Our aim is to help share the fantastic work the Charity do; supporting patients, carers/families and help fund a cure so others don’t have to say goodbye to their loved ones too soon.
Jane Nolan, Gemma Brailey and Kelly Webster
Hello my name is Gillian, my dad was Charlie. Many would refer to him as the big gentle giant. To me he was my amazing dad that I loved and still love so much!!
We had no idea there was anything wrong until he didn’t return home from work one evening. It was a really horrible cold rainy Saturday night in Feb 2013. I was 19 weeks pregnant with my second child.
My mum hadn’t wanted to worry me as I was pregnant, my dad had phoned her earlier afternoon and said he wasn’t feeling well and that he wouldn’t be home too late. It was now 7pm he wasn’t home and not answering his phone. My mum called me and asked if my husband Brian would go to my dad’s work to see if he was there. When Brian got there my dad was nowhere to be seen so Brian drove the route home that my dad would take. He pulled into the end of my mum and dad’s street and found him sitting in the car in the middle of the road with the engine running. He was really confused and his speech was slurred.

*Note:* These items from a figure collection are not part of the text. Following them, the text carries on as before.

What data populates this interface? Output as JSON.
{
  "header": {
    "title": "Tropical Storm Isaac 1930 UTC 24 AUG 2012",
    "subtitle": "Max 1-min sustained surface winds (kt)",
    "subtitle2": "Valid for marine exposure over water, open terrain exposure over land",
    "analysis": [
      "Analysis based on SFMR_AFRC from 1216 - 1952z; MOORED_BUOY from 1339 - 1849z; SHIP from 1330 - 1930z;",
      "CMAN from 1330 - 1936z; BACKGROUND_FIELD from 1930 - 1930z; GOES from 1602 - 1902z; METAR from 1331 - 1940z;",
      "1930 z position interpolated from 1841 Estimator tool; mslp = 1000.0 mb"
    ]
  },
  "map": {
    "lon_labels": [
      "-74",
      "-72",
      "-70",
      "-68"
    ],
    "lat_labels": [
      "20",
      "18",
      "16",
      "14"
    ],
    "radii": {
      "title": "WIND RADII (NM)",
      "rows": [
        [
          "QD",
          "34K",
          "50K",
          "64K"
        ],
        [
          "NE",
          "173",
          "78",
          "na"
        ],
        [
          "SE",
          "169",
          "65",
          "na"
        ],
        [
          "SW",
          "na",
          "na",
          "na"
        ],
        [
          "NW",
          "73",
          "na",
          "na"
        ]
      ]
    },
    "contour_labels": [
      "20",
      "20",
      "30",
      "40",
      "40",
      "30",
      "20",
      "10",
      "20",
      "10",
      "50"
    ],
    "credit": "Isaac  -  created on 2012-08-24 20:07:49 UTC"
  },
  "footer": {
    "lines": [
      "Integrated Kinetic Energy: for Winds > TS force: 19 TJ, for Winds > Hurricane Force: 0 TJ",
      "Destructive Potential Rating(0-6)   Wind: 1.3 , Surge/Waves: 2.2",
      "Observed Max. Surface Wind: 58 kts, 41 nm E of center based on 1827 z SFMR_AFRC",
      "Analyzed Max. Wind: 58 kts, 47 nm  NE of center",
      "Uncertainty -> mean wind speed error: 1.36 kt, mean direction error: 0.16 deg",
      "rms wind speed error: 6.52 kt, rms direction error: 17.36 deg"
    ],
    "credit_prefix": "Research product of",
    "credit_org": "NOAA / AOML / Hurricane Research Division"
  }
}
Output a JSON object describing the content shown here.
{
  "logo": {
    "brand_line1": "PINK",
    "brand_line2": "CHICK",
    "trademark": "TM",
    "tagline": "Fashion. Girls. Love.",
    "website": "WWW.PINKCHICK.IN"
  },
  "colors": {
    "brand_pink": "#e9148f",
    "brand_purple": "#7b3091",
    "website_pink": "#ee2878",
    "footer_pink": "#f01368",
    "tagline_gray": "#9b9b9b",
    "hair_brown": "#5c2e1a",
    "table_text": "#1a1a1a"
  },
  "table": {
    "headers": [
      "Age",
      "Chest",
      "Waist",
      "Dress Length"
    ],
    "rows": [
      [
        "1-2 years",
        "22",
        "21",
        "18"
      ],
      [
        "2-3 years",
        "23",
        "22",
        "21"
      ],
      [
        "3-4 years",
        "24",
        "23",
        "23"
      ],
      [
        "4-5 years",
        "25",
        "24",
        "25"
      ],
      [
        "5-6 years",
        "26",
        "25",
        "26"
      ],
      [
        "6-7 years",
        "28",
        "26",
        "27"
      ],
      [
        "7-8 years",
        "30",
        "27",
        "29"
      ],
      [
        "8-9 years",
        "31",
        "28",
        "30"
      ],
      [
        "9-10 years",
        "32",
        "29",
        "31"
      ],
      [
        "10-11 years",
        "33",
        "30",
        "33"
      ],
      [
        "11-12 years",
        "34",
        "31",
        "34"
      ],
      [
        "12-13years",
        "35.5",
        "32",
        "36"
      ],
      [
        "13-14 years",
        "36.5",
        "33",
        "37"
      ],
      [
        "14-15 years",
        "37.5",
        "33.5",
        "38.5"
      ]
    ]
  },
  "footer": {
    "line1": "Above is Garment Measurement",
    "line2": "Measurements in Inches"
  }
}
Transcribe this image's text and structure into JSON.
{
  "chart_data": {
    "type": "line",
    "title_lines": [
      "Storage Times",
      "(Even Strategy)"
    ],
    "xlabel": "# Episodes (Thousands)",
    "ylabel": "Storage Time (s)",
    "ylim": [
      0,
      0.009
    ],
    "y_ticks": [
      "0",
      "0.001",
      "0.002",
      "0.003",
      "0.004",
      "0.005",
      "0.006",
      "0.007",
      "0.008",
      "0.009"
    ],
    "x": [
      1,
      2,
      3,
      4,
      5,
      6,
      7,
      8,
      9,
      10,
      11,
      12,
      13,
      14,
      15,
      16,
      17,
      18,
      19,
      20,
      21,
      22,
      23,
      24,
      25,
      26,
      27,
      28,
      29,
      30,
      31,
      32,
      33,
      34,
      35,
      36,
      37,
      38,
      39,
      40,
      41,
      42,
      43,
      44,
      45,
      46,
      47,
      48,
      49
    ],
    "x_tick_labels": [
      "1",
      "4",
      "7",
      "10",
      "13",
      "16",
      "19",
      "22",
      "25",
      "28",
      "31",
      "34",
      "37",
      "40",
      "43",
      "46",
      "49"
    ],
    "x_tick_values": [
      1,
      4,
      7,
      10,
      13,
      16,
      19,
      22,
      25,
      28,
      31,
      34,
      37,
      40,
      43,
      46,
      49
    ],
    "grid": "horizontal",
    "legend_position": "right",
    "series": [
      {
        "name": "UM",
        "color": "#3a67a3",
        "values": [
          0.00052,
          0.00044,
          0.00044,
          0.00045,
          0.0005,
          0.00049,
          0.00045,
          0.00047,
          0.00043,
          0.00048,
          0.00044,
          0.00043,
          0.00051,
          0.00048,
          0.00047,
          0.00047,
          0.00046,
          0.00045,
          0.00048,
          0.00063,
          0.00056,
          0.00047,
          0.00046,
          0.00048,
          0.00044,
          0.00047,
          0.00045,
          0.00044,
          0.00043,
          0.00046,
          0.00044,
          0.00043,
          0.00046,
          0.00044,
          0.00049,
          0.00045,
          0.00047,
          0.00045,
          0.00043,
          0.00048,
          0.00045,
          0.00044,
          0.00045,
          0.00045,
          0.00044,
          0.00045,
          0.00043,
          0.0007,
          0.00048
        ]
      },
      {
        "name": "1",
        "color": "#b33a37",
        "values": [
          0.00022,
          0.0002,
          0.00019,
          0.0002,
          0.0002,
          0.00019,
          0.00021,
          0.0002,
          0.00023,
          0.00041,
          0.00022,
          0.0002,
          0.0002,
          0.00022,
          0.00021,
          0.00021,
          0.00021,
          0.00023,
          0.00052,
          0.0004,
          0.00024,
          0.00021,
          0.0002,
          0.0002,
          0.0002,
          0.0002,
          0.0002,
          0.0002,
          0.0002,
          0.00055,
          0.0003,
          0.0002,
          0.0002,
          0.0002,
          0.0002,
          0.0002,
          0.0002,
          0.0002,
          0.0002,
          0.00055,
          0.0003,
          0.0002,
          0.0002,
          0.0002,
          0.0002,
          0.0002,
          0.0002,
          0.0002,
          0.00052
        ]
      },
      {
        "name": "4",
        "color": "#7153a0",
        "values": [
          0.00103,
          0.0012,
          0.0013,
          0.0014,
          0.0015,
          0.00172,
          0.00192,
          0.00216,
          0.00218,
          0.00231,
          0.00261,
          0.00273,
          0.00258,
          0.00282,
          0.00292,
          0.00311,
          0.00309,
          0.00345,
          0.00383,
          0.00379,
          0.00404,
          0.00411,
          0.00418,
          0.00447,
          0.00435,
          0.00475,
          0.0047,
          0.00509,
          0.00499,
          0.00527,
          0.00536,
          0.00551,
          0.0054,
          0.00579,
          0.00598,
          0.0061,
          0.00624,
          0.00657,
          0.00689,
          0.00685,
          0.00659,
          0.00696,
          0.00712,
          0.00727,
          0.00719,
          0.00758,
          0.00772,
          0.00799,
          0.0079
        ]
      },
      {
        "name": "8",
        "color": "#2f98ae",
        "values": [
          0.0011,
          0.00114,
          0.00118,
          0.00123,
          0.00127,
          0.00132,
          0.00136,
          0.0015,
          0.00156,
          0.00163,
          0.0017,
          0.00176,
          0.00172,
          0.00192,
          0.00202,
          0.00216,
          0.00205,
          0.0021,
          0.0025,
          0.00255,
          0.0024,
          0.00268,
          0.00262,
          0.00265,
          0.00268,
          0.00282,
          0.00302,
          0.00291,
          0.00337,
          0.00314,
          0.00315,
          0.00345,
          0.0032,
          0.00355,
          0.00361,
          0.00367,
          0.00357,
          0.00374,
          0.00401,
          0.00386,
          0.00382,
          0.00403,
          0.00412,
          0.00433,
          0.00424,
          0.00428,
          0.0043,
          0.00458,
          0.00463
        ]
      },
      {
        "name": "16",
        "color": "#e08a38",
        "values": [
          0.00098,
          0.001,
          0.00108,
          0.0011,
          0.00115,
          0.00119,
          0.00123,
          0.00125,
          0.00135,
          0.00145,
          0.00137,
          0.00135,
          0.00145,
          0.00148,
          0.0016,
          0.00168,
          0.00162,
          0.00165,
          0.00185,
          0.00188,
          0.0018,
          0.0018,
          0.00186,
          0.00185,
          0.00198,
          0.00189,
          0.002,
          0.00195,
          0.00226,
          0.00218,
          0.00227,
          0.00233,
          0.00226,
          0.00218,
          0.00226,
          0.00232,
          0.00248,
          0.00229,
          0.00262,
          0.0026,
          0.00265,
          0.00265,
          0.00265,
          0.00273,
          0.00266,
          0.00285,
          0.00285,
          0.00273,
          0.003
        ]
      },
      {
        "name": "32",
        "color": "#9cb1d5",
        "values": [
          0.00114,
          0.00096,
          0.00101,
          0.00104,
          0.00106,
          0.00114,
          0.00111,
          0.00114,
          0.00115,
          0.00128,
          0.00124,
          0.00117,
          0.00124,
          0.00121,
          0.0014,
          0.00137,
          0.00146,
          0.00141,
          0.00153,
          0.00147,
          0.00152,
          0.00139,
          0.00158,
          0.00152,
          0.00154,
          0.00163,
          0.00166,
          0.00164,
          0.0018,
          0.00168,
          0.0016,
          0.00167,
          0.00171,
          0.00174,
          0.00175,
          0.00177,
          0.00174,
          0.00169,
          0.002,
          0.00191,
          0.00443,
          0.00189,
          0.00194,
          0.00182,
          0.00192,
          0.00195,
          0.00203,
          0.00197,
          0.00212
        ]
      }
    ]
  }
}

Brian’s first thought was a stroke. Brian got him home and they called an ambulance. By the time the ambulance came he had come to a bit and refused to go into hospital. A few days later he was admitted as he still was very unwell. The hospital confirmed he had suffered a bleed on the brain. He went downhill very quickly and we nearly lost him on a number of occasions.
However he did pick up and got out of hospital in the May of that year. He had really been so ill in that time he had even had to learn to walk again.
He got home and was a very different man to the one we knew before, but he was home and alive. Life was very different but we had him.
The following January he took unwell again. My mum phoned me in a panic saying it’s happening again some things not right with dad. I went up straight away and he had collapsed by this point. We got an ambulance and he was taken in to hospital, he was very ill again. It was confirmed shortly after that he in fact had a brain tumour. This had been the cause of the illness the year before but the scans hadn’t shown it because of the bleed.
My dad just got worse and worse, he never got home again and sadly passed away in the June of that year. One month before my daughter’s first birthday, three days before Father’s Day. Our world was turned upside down by this illness as unfortunately many other families.
My friends and I who have also lost loved ones to this awful disease have been working together to raise much needed funds for The Brain Tumour Charity, to try to help fund new research and support families who are going through this.
My wonderful dad leaves behind his wife Marion (they had been together since my mum was 14), myself and four amazing grandchildren who have sadly missed out on having the grandad in their lives.
My lovely dad the gentle giant, Charlie Black.